California

Eat ‘lunch with the rest of us.’ San Francisco weighs ban on employee cafeterias

People have lunch at the Embarcadero Center in 2016 in San Francisco. A proposal to ban employee cafeterias at new San Francisco office buildings is being considered by city leaders.
People have lunch at the Embarcadero Center in 2016 in San Francisco. A proposal to ban employee cafeterias at new San Francisco office buildings is being considered by city leaders. The Associated Press file

A proposal introduced Tuesday to ban employee cafeterias in future San Francisco office buildings represents more than an effort to boost the city’s restaurant scene, backers say.

“People will have to go out and (eat) lunch with the rest of us,” Aaron Peskin, a San Francisco supervisor who co-sponsored the proposal, told The San Francisco Examiner.

“This is also about a cultural shift,” Supervisor Ahsha Safai, who proposed the ban, told The San Francisco Chronicle. “We don’t want employees biking or driving into their office, staying there all day long and going home. This is about getting people out of their office, interacting with the community and adding to the vibrancy of the community.”

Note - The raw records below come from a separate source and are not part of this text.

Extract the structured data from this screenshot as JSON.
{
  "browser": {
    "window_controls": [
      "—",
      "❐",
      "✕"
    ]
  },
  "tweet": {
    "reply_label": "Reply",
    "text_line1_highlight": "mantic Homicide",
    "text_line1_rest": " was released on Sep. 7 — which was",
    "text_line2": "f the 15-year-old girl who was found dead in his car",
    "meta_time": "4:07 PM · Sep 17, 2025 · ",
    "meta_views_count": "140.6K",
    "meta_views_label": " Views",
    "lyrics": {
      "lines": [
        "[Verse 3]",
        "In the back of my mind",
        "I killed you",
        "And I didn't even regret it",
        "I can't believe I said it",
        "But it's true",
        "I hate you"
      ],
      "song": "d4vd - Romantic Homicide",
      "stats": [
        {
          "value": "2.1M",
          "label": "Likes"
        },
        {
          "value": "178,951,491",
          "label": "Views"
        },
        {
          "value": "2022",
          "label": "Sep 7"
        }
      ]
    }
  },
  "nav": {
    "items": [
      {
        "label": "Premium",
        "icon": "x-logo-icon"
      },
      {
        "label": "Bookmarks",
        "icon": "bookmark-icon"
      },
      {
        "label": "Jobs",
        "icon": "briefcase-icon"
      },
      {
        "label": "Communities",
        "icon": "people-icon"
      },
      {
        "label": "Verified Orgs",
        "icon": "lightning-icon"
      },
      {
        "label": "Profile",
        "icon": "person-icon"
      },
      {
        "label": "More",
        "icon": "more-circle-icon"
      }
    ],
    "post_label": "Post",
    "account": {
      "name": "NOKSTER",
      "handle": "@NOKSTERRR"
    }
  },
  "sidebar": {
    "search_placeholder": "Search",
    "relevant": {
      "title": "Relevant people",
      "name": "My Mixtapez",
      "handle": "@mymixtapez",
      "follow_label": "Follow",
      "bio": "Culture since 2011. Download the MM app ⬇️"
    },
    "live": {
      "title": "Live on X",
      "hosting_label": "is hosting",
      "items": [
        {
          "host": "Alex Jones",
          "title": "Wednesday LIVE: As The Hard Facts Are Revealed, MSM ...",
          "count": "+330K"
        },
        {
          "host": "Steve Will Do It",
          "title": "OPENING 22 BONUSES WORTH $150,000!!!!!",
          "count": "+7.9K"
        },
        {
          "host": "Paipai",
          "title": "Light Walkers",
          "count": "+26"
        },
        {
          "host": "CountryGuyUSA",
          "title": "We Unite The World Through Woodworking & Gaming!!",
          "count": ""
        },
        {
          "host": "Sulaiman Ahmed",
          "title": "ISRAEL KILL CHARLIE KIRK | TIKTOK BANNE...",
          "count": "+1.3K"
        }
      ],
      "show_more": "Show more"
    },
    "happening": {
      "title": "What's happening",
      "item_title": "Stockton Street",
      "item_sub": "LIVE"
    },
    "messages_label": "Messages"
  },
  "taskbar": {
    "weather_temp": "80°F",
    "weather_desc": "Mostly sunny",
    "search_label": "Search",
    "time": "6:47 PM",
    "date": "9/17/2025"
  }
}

But some employees at San Francisco tech giants targeted by the proposal need free or reduced-cost meals typically offered at the cafeterias, Sam Schneidman, who works in San Francisco, told KNTV.

“A lot of people who rely on the benefit aren’t necessarily highly compensated engineers and it’s something that a lot of tech workers depend on,” Schneidman told the station.

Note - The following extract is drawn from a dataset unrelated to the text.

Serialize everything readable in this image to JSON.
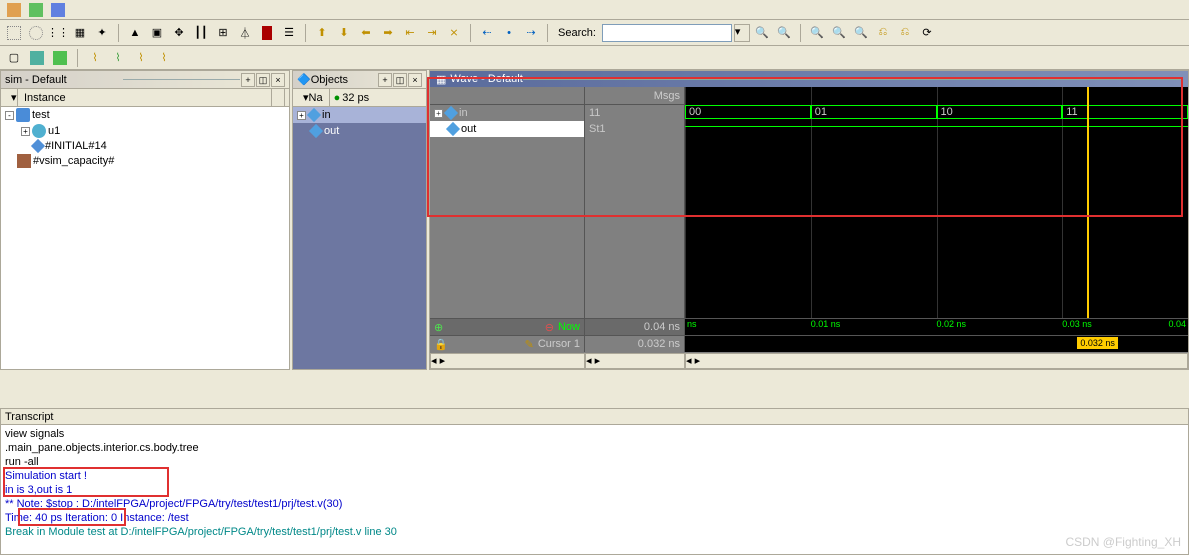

Anthony Myint, co-owner of the Perennial restaurant in the city’s mid-market neighborhood, told the Chronicle he expected a brisk lunchtime business, but instead sees only a few customers for lunch each day.

“We misunderstood the pervasiveness of the company cafeterias inside,” Myint told the publication. He probably would have chosen another location had he known, he said.

“You can’t compete with free,” Gwyneth Borden, executive director of the Golden Gate Restaurant Association, told the Chronicle.

Safai told KNTV he hopes the ban would invigorate the city’s restaurant trade.

“The backbone of any vibrant strong city is our small business, our restaurants, our cafes, our locally owned businesses,” Safai told the station.

However, the proposed ban would not affect the 51 employee cafeterias already in San Francisco, only future office buildings, “so it’s not goring anybody’s ox,” Peskin told the Examiner.

Introduced Tuesday, the proposed ban now will be reviewed by a city committee, reported KNTV.